Data Protection Impact Assessment Tool
What the tool offers
The Data Protection Impact Assessment Tool (DPIAT) is a decision support tool that identifies the main risks of a project with respect to the rights of data subjects concerning their personal data. It is a systematic process to elicit threats to the privacy of individuals, identify the procedures and practices in place to mitigate these threats, and document how the risks were addressed in order to minimize harm to users. These were tailored to satisfy the needs of Small and Medium Enterprises (SMEs) that intend to process personal data in the cloud.
The approach is based on legal and socio-economic analysis of privacy issues for cloud deployments and takes into consideration the new requirements for DPIAs put forward in the European Union (EU) General Data Protection Regulation (GDPR).
The tool innovation
The main innovation of DPIAT is the process of automating the data protection impact assessment with a questionnaire that is aligned with the new GDPR and identifies to what extent an SME complies with the new regulation. This, combined with a plugin to assess the security controls implemented by cloud service providers and determining risks associated with using specific providers, presents a novel approach in privacy impact assessments.
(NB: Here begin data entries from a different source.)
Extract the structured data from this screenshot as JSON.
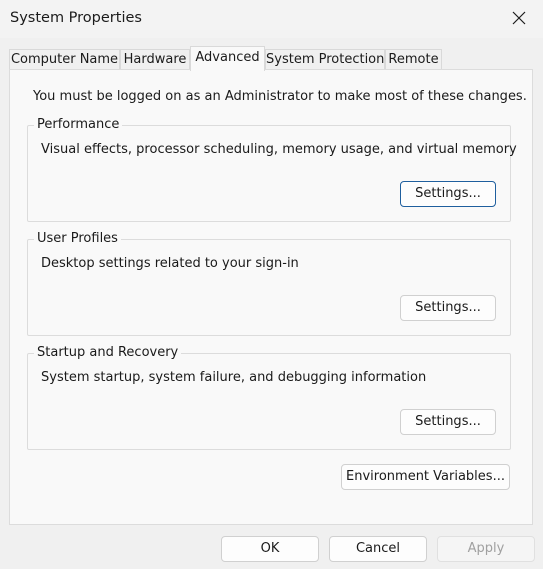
{
  "window": {
    "title": "System Properties"
  },
  "tabs": [
    {
      "label": "Computer Name"
    },
    {
      "label": "Hardware"
    },
    {
      "label": "Advanced",
      "active": true
    },
    {
      "label": "System Protection"
    },
    {
      "label": "Remote"
    }
  ],
  "panel": {
    "admin_note": "You must be logged on as an Administrator to make most of these changes.",
    "groups": [
      {
        "title": "Performance",
        "description": "Visual effects, processor scheduling, memory usage, and virtual memory",
        "button": "Settings..."
      },
      {
        "title": "User Profiles",
        "description": "Desktop settings related to your sign-in",
        "button": "Settings..."
      },
      {
        "title": "Startup and Recovery",
        "description": "System startup, system failure, and debugging information",
        "button": "Settings..."
      }
    ],
    "env_button": "Environment Variables..."
  },
  "footer": {
    "ok": "OK",
    "cancel": "Cancel",
    "apply": "Apply"
  },
  "colors": {
    "focus_border": "#1f5f9e",
    "panel_bg": "#f9f9f9",
    "window_bg": "#f0f0f0"
  },
  "icons": {
    "close": "close-icon"
  }
}
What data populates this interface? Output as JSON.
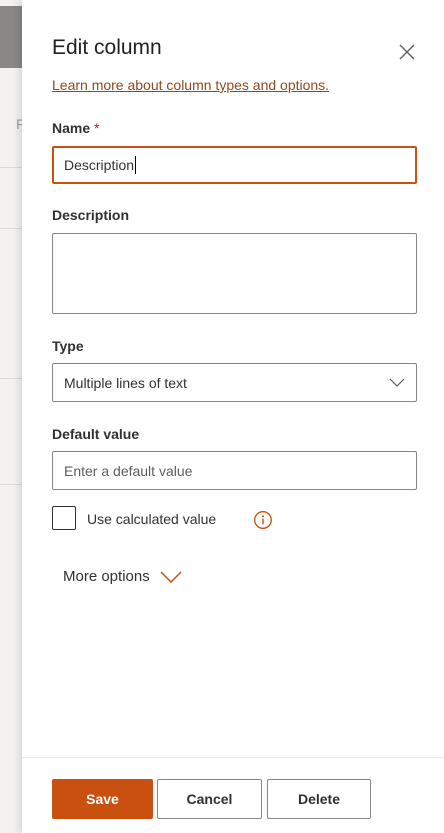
{
  "panel": {
    "title": "Edit column",
    "learn_link": "Learn more about column types and options."
  },
  "background": {
    "letter": "F"
  },
  "name_field": {
    "label": "Name",
    "required_mark": "*",
    "value": "Description"
  },
  "description_field": {
    "label": "Description",
    "value": ""
  },
  "type_field": {
    "label": "Type",
    "selected": "Multiple lines of text"
  },
  "default_field": {
    "label": "Default value",
    "placeholder": "Enter a default value"
  },
  "calculated": {
    "label": "Use calculated value",
    "checked": false
  },
  "more_options": {
    "label": "More options"
  },
  "buttons": {
    "save": "Save",
    "cancel": "Cancel",
    "delete": "Delete"
  },
  "colors": {
    "accent": "#ca5010",
    "link": "#8e4b1d"
  },
  "icons": {
    "close": "close-icon",
    "dropdown": "chevron-down-icon",
    "info": "info-icon",
    "more": "chevron-down-icon"
  }
}
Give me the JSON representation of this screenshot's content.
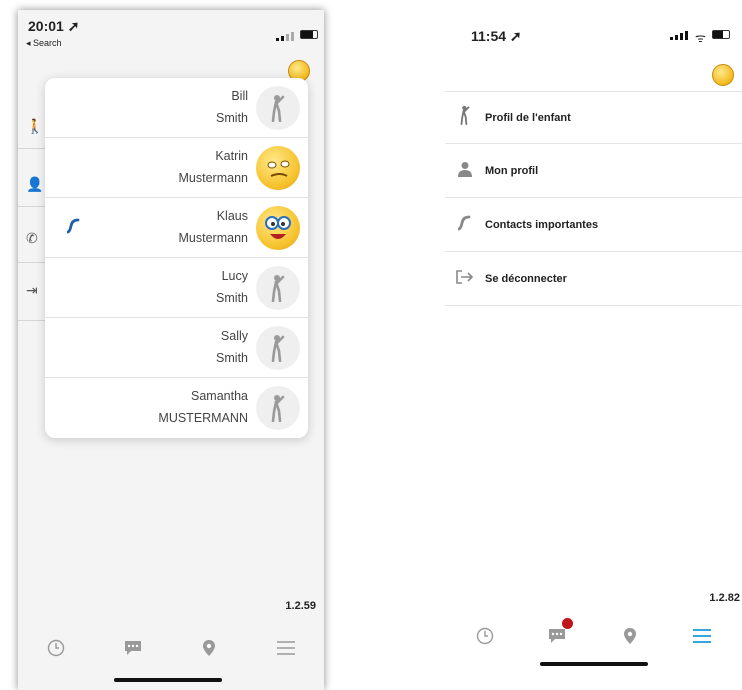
{
  "left": {
    "status": {
      "time": "20:01",
      "back_label": "◂ Search"
    },
    "popup_rows": [
      {
        "first": "Bill",
        "last": "Smith",
        "avatar": "stick-figure-icon",
        "call": false
      },
      {
        "first": "Katrin",
        "last": "Mustermann",
        "avatar": "emoji-icon",
        "call": false
      },
      {
        "first": "Klaus",
        "last": "Mustermann",
        "avatar": "emoji-icon",
        "call": true
      },
      {
        "first": "Lucy",
        "last": "Smith",
        "avatar": "stick-figure-icon",
        "call": false
      },
      {
        "first": "Sally",
        "last": "Smith",
        "avatar": "stick-figure-icon",
        "call": false
      },
      {
        "first": "Samantha",
        "last": "MUSTERMANN",
        "avatar": "stick-figure-icon",
        "call": false
      }
    ],
    "version": "1.2.59",
    "tabs": [
      "clock-icon",
      "chat-icon",
      "location-icon",
      "menu-icon"
    ]
  },
  "right": {
    "status": {
      "time": "11:54"
    },
    "menu": [
      {
        "label": "Profil de l'enfant",
        "icon": "child-icon"
      },
      {
        "label": "Mon profil",
        "icon": "user-icon"
      },
      {
        "label": "Contacts importantes",
        "icon": "phone-icon"
      },
      {
        "label": "Se déconnecter",
        "icon": "logout-icon"
      }
    ],
    "version": "1.2.82",
    "tabs": [
      "clock-icon",
      "chat-icon",
      "location-icon",
      "menu-icon"
    ],
    "colors": {
      "accent": "#1a9bd7",
      "badge": "#c0141b"
    }
  }
}
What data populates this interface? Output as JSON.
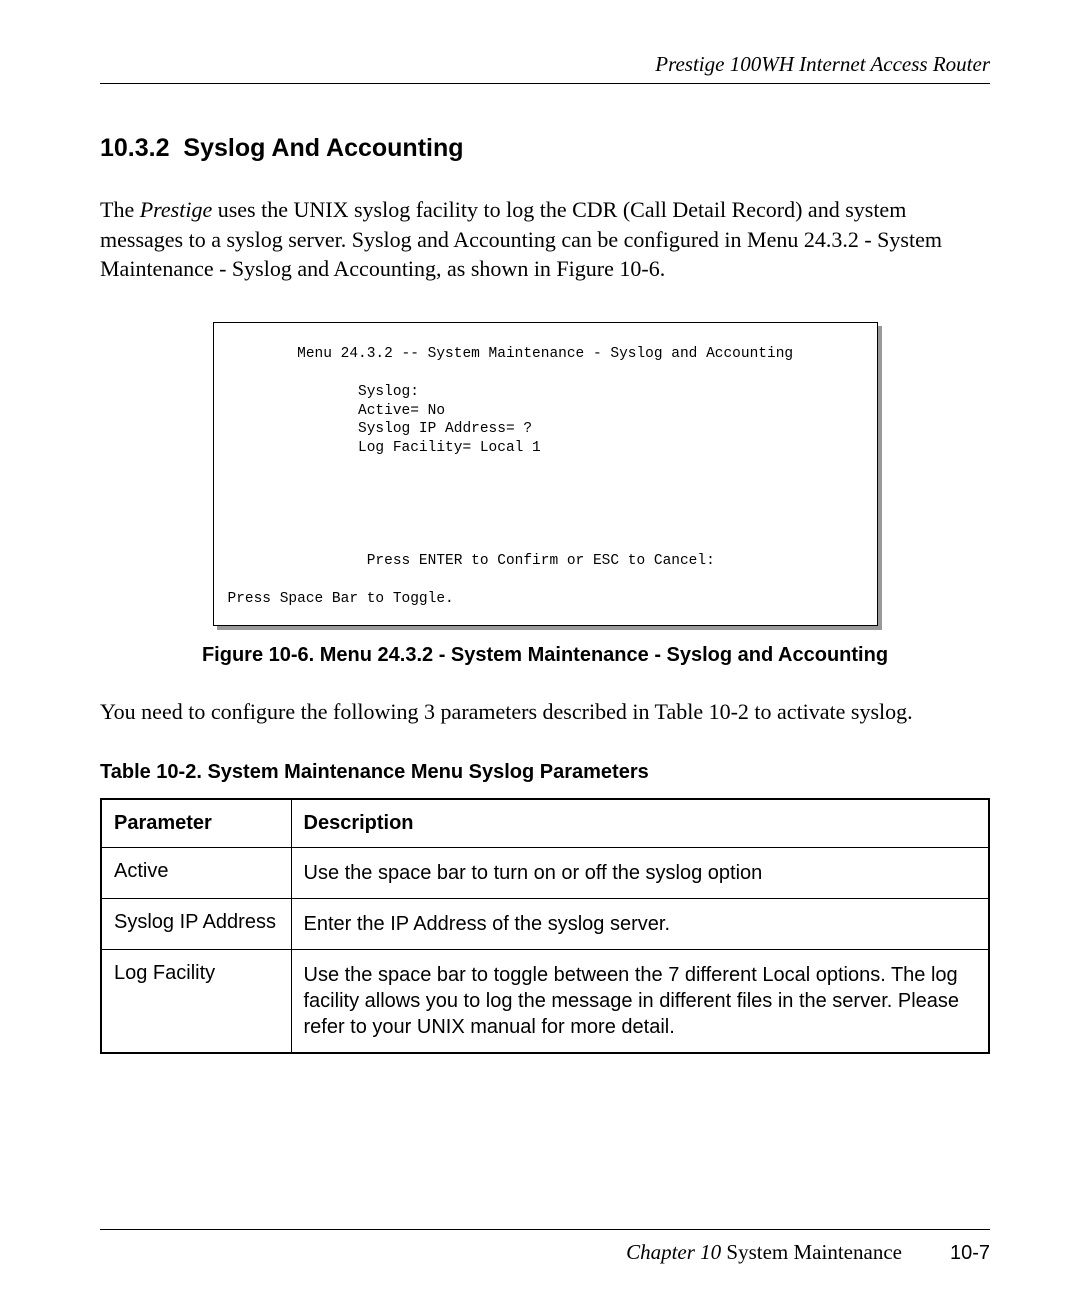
{
  "header": {
    "running": "Prestige 100WH Internet Access Router"
  },
  "section": {
    "number": "10.3.2",
    "title": "Syslog And Accounting"
  },
  "para1_pre": "The ",
  "para1_emph": "Prestige",
  "para1_post": " uses the UNIX syslog facility to log the CDR (Call Detail Record) and system messages to a syslog server. Syslog and Accounting can be configured in Menu 24.3.2 - System Maintenance - Syslog and Accounting, as shown in Figure 10-6.",
  "terminal": "        Menu 24.3.2 -- System Maintenance - Syslog and Accounting\n\n               Syslog:\n               Active= No\n               Syslog IP Address= ?\n               Log Facility= Local 1\n\n\n\n\n\n                Press ENTER to Confirm or ESC to Cancel:\n\nPress Space Bar to Toggle.",
  "figure_caption": "Figure 10-6.     Menu 24.3.2 - System Maintenance - Syslog and Accounting",
  "para2": "You need to configure the following 3 parameters described in Table 10-2 to activate syslog.",
  "table_caption": "Table 10-2.       System Maintenance Menu Syslog Parameters",
  "table": {
    "headers": {
      "c0": "Parameter",
      "c1": "Description"
    },
    "rows": [
      {
        "param": "Active",
        "desc": "Use the space bar to turn on or off the syslog option"
      },
      {
        "param": "Syslog IP Address",
        "desc": "Enter the IP Address of the syslog server."
      },
      {
        "param": "Log Facility",
        "desc": "Use the space bar to toggle between the 7 different Local options. The log facility allows you to log the message in different files in the server. Please refer to your UNIX manual for more detail."
      }
    ]
  },
  "footer": {
    "chapter_prefix": "Chapter 10",
    "chapter_title": " System Maintenance",
    "page": "10-7"
  }
}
The tool has a user centric design, facilitating understanding and also educating users about privacy risks.
The tool has potential to become the de facto standard for DPIAs for SMEs. Most SMEs are not aware of the obligation to perform DPIAs in the near future. As soon as the GDPR becomes effective, the market demand will be considerable, especially for “Cloud born” projects oftentimes brought by start-ups across the globe.